Bon, un aveu, au point où on en est : mon titre préféré des débuts d’Electric Six est I Buy the Drugs, une sorte de chanson « classic rock » qui bénéficie de paroles incroyables, peut-être l’une des chansons d’amour les plus originales, drôles et pourtant touchantes que je connaisse : « I am your man and I buy the drugs / I can be the jump start for the car parked in your mind / ‘Cause you left the lights on all night long // Have you ever smelled the clothes, her sexy clothes? / Have you ever got to know her like I do? / Have you ever reversed roles? Gave up control? » (Je suis ton mec et c’est moi qui achète la drogue / Je peux être le démarreur pour la voiture garée dans ta tête / Parce que tu as laissé les lumières allumées toute la nuit // As-tu déjà senti l’odeur de ses vêtements, ses vêtements sexy ? L’as-tu déjà connue comme je la connais ? As-tu déjà inversé les rôles ? Lâché prise ?), etc. Quel bonheur de l’entendre encore une fois, alors que le set se termine… avant un Bite Me d’anthologie.

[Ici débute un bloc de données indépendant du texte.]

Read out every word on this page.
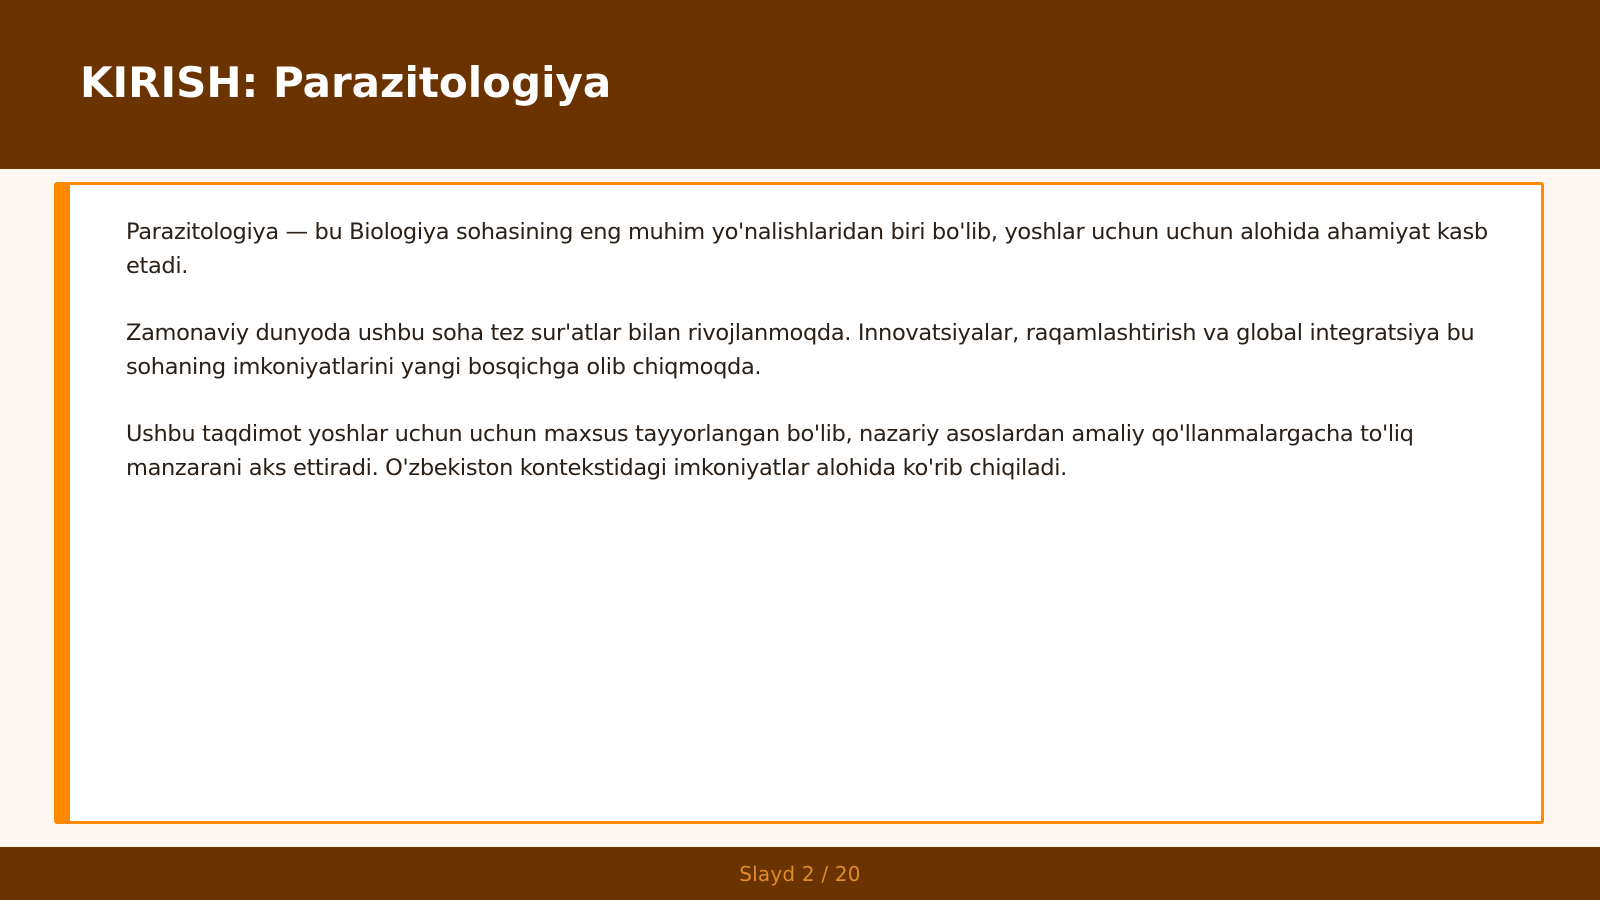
KIRISH: Parazitologiya

Parazitologiya — bu Biologiya sohasining eng muhim yo'nalishlaridan biri bo'lib, yoshlar uchun uchun alohida ahamiyat kasb etadi.

Zamonaviy dunyoda ushbu soha tez sur'atlar bilan rivojlanmoqda. Innovatsiyalar, raqamlashtirish va global integratsiya bu sohaning imkoniyatlarini yangi bosqichga olib chiqmoqda.

Ushbu taqdimot yoshlar uchun uchun maxsus tayyorlangan bo'lib, nazariy asoslardan amaliy qo'llanmalargacha to'liq manzarani aks ettiradi. O'zbekiston kontekstidagi imkoniyatlar alohida ko'rib chiqiladi.

Slayd 2 / 20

Bon, les vingt-et-un titres de la setlist ont été joués, mais, bien sûr, ils ne vont pas nous laisser dans cet état, et ils reviennent très vite pour nous finir, avec un rappel de deux morceaux, dont l’incontournable Dance Commander. « I wanna make it last forever » est la phrase parfaite pour clore la soirée. Mais non, ça ne durera pas pour toujours, il nous faudra revenir l’année prochaine à leur prochain passage.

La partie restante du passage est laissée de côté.